Tagesordnungspunkt 35: Erste Beratung: Rechtsextremismus entschlossen begegnen NPD-Verbot nicht aus den Augen verlieren! - Antrag der Fraktion der SPD - Drs. 15/1681 (neu)

Eingebracht wird der Antrag vom Abgeordneten Bartling. Ich erteile ihm das Wort.

Herr Präsident! Meine sehr verehrten Damen und Herren! Erlauben Sie mir bitte, es wegen der fortgeschrittenen Zeit - ich bitte, das nicht als Bewertung dessen anzusehen, was wir hier beantragen kurz zu machen. Ich möchte mich heute Abend auf zwei Aspekte beschränken, wohl wissend, dass die Auseinandersetzung mit dem Rechtsextremismus keine Frage von Administrationen oder Gesetzgebung, sondern eine gesamtgesellschaftliche Aufgabenstellung ist, der wir uns dauernd zu stellen haben und der wir nur Herr werden, wenn wir alle uns verantwortlich fühlen, uns an einer solchen Auseinandersetzung auch im täglichen Leben zu beteiligen.

(Beifall bei der SPD)

Trotzdem möchte ich mich heute, weil das ein wesentlicher Inhalt unseres Antrages ist, auf zwei administrative Maßnahmen beschränken.

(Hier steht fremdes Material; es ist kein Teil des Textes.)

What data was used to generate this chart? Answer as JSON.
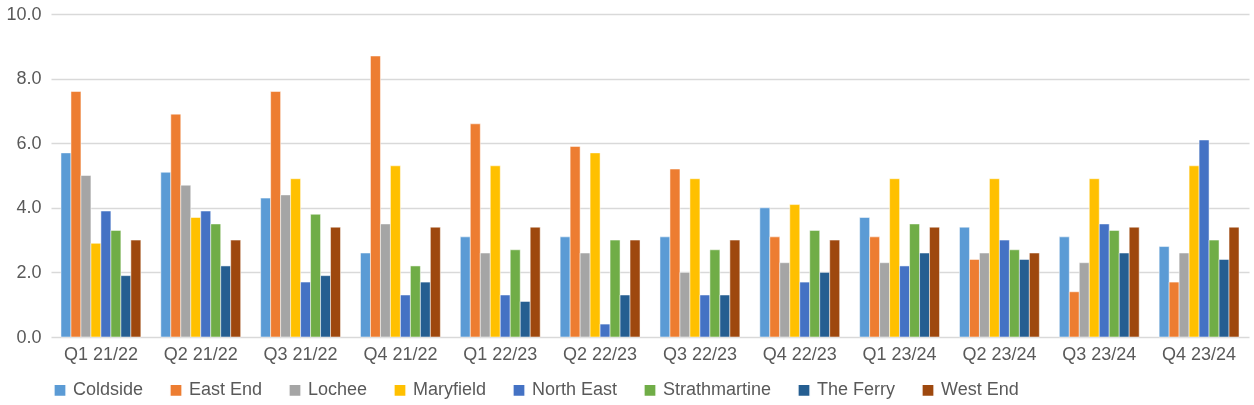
{
  "chart_data": {
    "type": "bar",
    "categories": [
      "Q1 21/22",
      "Q2 21/22",
      "Q3 21/22",
      "Q4 21/22",
      "Q1 22/23",
      "Q2 22/23",
      "Q3 22/23",
      "Q4 22/23",
      "Q1 23/24",
      "Q2 23/24",
      "Q3 23/24",
      "Q4 23/24"
    ],
    "series": [
      {
        "name": "Coldside",
        "color": "#5b9bd5",
        "values": [
          5.7,
          5.1,
          4.3,
          2.6,
          3.1,
          3.1,
          3.1,
          4.0,
          3.7,
          3.4,
          3.1,
          2.8
        ]
      },
      {
        "name": "East End",
        "color": "#ed7d31",
        "values": [
          7.6,
          6.9,
          7.6,
          8.7,
          6.6,
          5.9,
          5.2,
          3.1,
          3.1,
          2.4,
          1.4,
          1.7
        ]
      },
      {
        "name": "Lochee",
        "color": "#a5a5a5",
        "values": [
          5.0,
          4.7,
          4.4,
          3.5,
          2.6,
          2.6,
          2.0,
          2.3,
          2.3,
          2.6,
          2.3,
          2.6
        ]
      },
      {
        "name": "Maryfield",
        "color": "#ffc000",
        "values": [
          2.9,
          3.7,
          4.9,
          5.3,
          5.3,
          5.7,
          4.9,
          4.1,
          4.9,
          4.9,
          4.9,
          5.3
        ]
      },
      {
        "name": "North East",
        "color": "#4472c4",
        "values": [
          3.9,
          3.9,
          1.7,
          1.3,
          1.3,
          0.4,
          1.3,
          1.7,
          2.2,
          3.0,
          3.5,
          6.1
        ]
      },
      {
        "name": "Strathmartine",
        "color": "#70ad47",
        "values": [
          3.3,
          3.5,
          3.8,
          2.2,
          2.7,
          3.0,
          2.7,
          3.3,
          3.5,
          2.7,
          3.3,
          3.0
        ]
      },
      {
        "name": "The Ferry",
        "color": "#255e91",
        "values": [
          1.9,
          2.2,
          1.9,
          1.7,
          1.1,
          1.3,
          1.3,
          2.0,
          2.6,
          2.4,
          2.6,
          2.4
        ]
      },
      {
        "name": "West End",
        "color": "#9e480e",
        "values": [
          3.0,
          3.0,
          3.4,
          3.4,
          3.4,
          3.0,
          3.0,
          3.0,
          3.4,
          2.6,
          3.4,
          3.4
        ]
      }
    ],
    "ylim": [
      0,
      10
    ],
    "yticks": [
      {
        "value": 0,
        "label": "0.0"
      },
      {
        "value": 2,
        "label": "2.0"
      },
      {
        "value": 4,
        "label": "4.0"
      },
      {
        "value": 6,
        "label": "6.0"
      },
      {
        "value": 8,
        "label": "8.0"
      },
      {
        "value": 10,
        "label": "10.0"
      }
    ],
    "grid": "y",
    "legend": "bottom"
  }
}
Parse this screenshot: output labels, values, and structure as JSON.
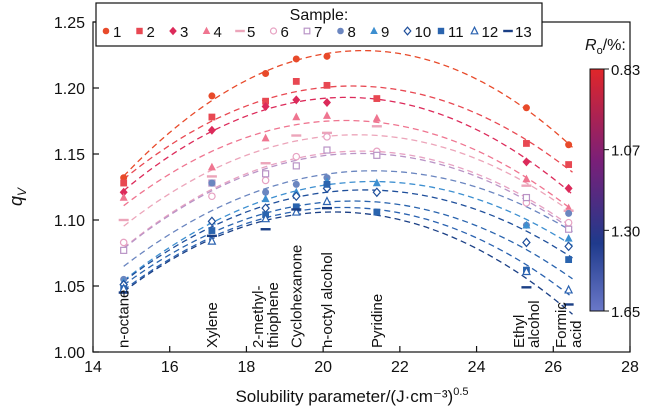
{
  "chart_data": {
    "type": "scatter",
    "title": "",
    "xlabel": "Solubility parameter/(J·cm⁻³)",
    "xlabel_exponent": "0.5",
    "ylabel_main": "q",
    "ylabel_sub": "V",
    "xlim": [
      14,
      28
    ],
    "ylim": [
      1.0,
      1.25
    ],
    "xticks": [
      "14",
      "16",
      "18",
      "20",
      "22",
      "24",
      "26",
      "28"
    ],
    "yticks": [
      "1.00",
      "1.05",
      "1.10",
      "1.15",
      "1.20",
      "1.25"
    ],
    "grid": false,
    "legend": {
      "title": "Sample:",
      "position": "top",
      "entries": [
        "1",
        "2",
        "3",
        "4",
        "5",
        "6",
        "7",
        "8",
        "9",
        "10",
        "11",
        "12",
        "13"
      ]
    },
    "solvents": [
      {
        "name": "n-octane",
        "lines": [
          "n-octane"
        ],
        "x": 14.8
      },
      {
        "name": "Xylene",
        "lines": [
          "Xylene"
        ],
        "x": 17.1
      },
      {
        "name": "2-methylthiophene",
        "lines": [
          "2-methyl-",
          "thiophene"
        ],
        "x": 18.5
      },
      {
        "name": "Cyclohexanone",
        "lines": [
          "Cyclohexanone"
        ],
        "x": 19.3
      },
      {
        "name": "n-octyl alcohol",
        "lines": [
          "n-octyl alcohol"
        ],
        "x": 20.1
      },
      {
        "name": "Pyridine",
        "lines": [
          "Pyridine"
        ],
        "x": 21.4
      },
      {
        "name": "Ethyl alcohol",
        "lines": [
          "Ethyl",
          "alcohol"
        ],
        "x": 25.3
      },
      {
        "name": "Formic acid",
        "lines": [
          "Formic",
          "acid"
        ],
        "x": 26.4
      }
    ],
    "colorbar": {
      "title_main": "R",
      "title_sub": "o",
      "title_rest": "/%:",
      "tick_labels": [
        "0.83",
        "1.07",
        "1.30",
        "1.65"
      ],
      "colors": [
        "#e0262a",
        "#7a1f78",
        "#1f3a8c",
        "#6a78c8"
      ]
    },
    "series": [
      {
        "name": "1",
        "color": "#e84a2a",
        "marker": "circle-filled",
        "values": [
          1.132,
          1.194,
          1.211,
          1.222,
          1.224,
          null,
          1.185,
          1.157
        ]
      },
      {
        "name": "2",
        "color": "#e84852",
        "marker": "square-filled",
        "values": [
          1.128,
          1.178,
          1.19,
          1.205,
          1.202,
          1.192,
          1.158,
          1.142
        ]
      },
      {
        "name": "3",
        "color": "#dc2a5a",
        "marker": "diamond-filled",
        "values": [
          1.121,
          1.168,
          1.186,
          1.191,
          1.189,
          null,
          1.144,
          1.124
        ]
      },
      {
        "name": "4",
        "color": "#ef7590",
        "marker": "triangle-filled",
        "values": [
          1.117,
          1.14,
          1.162,
          1.178,
          1.179,
          1.177,
          1.131,
          1.109
        ]
      },
      {
        "name": "5",
        "color": "#eca5ba",
        "marker": "dash",
        "values": [
          1.1,
          1.133,
          1.143,
          1.164,
          1.166,
          1.171,
          1.126,
          1.107
        ]
      },
      {
        "name": "6",
        "color": "#e7a2c2",
        "marker": "circle-open",
        "values": [
          1.083,
          1.118,
          1.13,
          1.148,
          1.163,
          1.152,
          1.113,
          1.098
        ]
      },
      {
        "name": "7",
        "color": "#b994c6",
        "marker": "square-open",
        "values": [
          1.077,
          1.128,
          1.135,
          1.141,
          1.153,
          1.149,
          1.117,
          1.093
        ]
      },
      {
        "name": "8",
        "color": "#6b86c0",
        "marker": "circle-filled",
        "values": [
          1.055,
          1.128,
          1.121,
          1.127,
          1.132,
          null,
          1.096,
          1.105
        ]
      },
      {
        "name": "9",
        "color": "#3d8fd0",
        "marker": "triangle-filled",
        "values": [
          1.053,
          1.099,
          1.116,
          1.121,
          1.129,
          1.128,
          1.096,
          1.086
        ]
      },
      {
        "name": "10",
        "color": "#1f4f9b",
        "marker": "diamond-open",
        "values": [
          1.051,
          1.099,
          1.109,
          1.118,
          1.124,
          1.121,
          1.083,
          1.08
        ]
      },
      {
        "name": "11",
        "color": "#2a64ae",
        "marker": "square-filled",
        "values": [
          1.048,
          1.092,
          1.104,
          1.11,
          1.127,
          1.106,
          1.062,
          1.07
        ]
      },
      {
        "name": "12",
        "color": "#2a62b0",
        "marker": "triangle-open",
        "values": [
          1.048,
          1.084,
          1.101,
          1.106,
          1.114,
          null,
          1.061,
          1.047
        ]
      },
      {
        "name": "13",
        "color": "#1a3f85",
        "marker": "dash",
        "values": [
          1.045,
          1.088,
          1.093,
          1.108,
          1.109,
          null,
          1.049,
          1.036
        ]
      }
    ]
  }
}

Der erste Hinweis ist der auf die rechtsextremistischen Aktivitäten des Herrn Rieger in Dörverden. Ich bitte und fordere die Landesregierung auch auf, alle Aktivitäten, die inzwischen kommunal entwickelt worden sind, dahin gehend zu unterstützen, damit es möglich wird, die Aktivitäten von Rieger in der Nähe von Dörverden auf dem Heisenhof zu unterbinden. Das Land Niedersachsen hat durchaus positive Erfahrungen mit der Verhinderung solcher Möglichkeiten. Ich denke dazu an Hetendorf. Die alte Landesregierung ist rechtliche

Risiken bei der Hilfe für die kommunale Ebene eingegangen, um zu verhindern, dass Rieger dort sein Unwesen treiben konnte. Ich war in Dörverden. Der Bürgermeister und der Landrat waren guter Hoffnung, dass sie eine Menge an Möglichkeiten finden, dort etwas zu verhindern. Sie bedürfen aber der Unterstützung auf der Landesebene. Ich möchte die Landesregierung ausdrücklich auffordern, hierzu einen Beitrag zu leisten, damit verhindert wird, dass Rieger seine Aktivitäten dort fortsetzen kann.